Also on the management committee is Lauren Rooke, who said she had been pleasantly surprised when she joined Rudyard Lake SC at how many women were in senior key roles at the club: “I think that probably helped encourage me onto the management committee. If you can see people like you already doing a job or role that you’re interested in, that gives you more confidence that you can do the same. With a diverse committee membership you’re more likely to get a range of opinions and experiences and I think that’s one of the reasons it’s so important to have women in key roles, especially in activities or areas such as sailing, which might be perceived traditionally as a bit more male orientated.”
Club treasurer Janet Shields first became involved at Rudyard Lake SC when her children started getting on the water with the club.
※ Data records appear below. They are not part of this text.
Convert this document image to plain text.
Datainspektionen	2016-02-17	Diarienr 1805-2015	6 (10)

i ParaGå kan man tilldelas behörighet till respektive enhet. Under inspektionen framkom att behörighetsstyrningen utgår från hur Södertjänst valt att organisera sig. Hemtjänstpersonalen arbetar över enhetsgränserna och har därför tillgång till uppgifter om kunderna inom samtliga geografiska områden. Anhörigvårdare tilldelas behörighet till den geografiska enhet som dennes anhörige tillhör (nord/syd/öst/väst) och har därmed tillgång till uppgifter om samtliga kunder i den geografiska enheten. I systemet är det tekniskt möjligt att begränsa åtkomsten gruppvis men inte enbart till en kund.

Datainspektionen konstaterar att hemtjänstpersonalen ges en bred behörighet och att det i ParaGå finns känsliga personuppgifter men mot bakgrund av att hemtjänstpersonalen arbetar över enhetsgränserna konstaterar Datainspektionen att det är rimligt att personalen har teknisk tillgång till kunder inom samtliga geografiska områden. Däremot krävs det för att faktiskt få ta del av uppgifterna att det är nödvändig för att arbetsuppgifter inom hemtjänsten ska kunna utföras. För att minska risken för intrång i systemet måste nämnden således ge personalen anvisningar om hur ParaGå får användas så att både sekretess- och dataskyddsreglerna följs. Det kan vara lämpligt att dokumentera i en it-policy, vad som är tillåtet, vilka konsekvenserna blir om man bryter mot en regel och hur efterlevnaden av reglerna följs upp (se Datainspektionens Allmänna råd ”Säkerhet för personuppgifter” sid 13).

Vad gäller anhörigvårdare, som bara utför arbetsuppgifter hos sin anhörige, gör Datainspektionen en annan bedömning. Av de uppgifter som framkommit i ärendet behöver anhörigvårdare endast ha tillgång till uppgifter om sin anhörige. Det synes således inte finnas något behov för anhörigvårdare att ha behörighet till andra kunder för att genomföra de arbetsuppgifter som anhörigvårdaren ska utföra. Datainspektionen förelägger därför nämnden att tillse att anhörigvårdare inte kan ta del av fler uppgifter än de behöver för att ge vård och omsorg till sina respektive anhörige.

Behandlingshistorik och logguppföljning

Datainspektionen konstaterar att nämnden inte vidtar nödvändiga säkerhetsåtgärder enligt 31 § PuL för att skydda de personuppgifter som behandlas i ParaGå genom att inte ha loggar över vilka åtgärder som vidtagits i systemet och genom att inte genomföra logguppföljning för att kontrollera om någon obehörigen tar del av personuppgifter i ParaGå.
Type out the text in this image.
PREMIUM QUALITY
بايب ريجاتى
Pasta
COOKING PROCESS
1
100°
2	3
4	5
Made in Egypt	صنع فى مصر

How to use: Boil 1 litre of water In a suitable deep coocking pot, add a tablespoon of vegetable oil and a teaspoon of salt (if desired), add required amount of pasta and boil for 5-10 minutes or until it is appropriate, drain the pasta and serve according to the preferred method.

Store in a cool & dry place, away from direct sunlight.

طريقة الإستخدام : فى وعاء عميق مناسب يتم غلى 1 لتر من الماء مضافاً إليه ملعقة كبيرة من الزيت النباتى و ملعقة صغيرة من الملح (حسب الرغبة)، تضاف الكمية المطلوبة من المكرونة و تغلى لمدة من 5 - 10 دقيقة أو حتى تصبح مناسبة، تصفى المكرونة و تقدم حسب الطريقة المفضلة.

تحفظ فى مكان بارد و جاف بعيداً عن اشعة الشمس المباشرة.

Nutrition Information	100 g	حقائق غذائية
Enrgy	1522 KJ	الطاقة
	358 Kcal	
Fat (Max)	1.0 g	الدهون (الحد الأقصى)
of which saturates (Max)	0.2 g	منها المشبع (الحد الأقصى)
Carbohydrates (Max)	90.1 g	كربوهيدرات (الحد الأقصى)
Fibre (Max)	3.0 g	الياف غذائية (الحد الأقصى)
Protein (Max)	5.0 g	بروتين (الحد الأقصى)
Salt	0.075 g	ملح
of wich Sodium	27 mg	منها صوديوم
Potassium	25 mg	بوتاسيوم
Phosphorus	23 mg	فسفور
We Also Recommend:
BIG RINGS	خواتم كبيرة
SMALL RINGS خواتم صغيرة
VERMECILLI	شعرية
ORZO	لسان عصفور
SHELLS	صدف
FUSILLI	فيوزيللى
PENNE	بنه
She decided to join them and found one thing led to another. After taking a Safety Boat Course to support activities, Janet subsequently became a Dinghy Instructor and then a Senior Instructor and Powerboat Instructor – and with previous experience working for a boat building company, she was also invited to become a bosun!
Membership Secretary Colin Higham, who is also the club rep on the local sports council, explains: “The qualities women bring to the management committee reflect those they bring to sailing. They listen and they contribute and we see that every day, every week within the management committee, things actually get done – we have a checklist which does get checked off!”
In North Warwickshire, Tamworth SC commodore Sandra Young first learnt to sail at the club 2017 and hasn’t looked back. She first thought of taking on a role at the club when asked by the previous female commodore for support, which coincided with her working hours reducing and the presidency of another club coming to end. Sandra felt she had “time and something to offer” and says a benefit of having women on committees is that it enables the voice of female members to be heard.
“Very often sailing clubs have all male committees and by having women on committees, we can contribute a great deal by seeing the world differently and also encouraging other women and girls to take up sailing, to take on key roles at clubs, and develop themselves in ways that they may not have thought of before,” said Sandra. “My advice to any women or girls thinking about taking on a key role at their club is to do it. You do have a lot to offer and I think that you would really enjoy it!”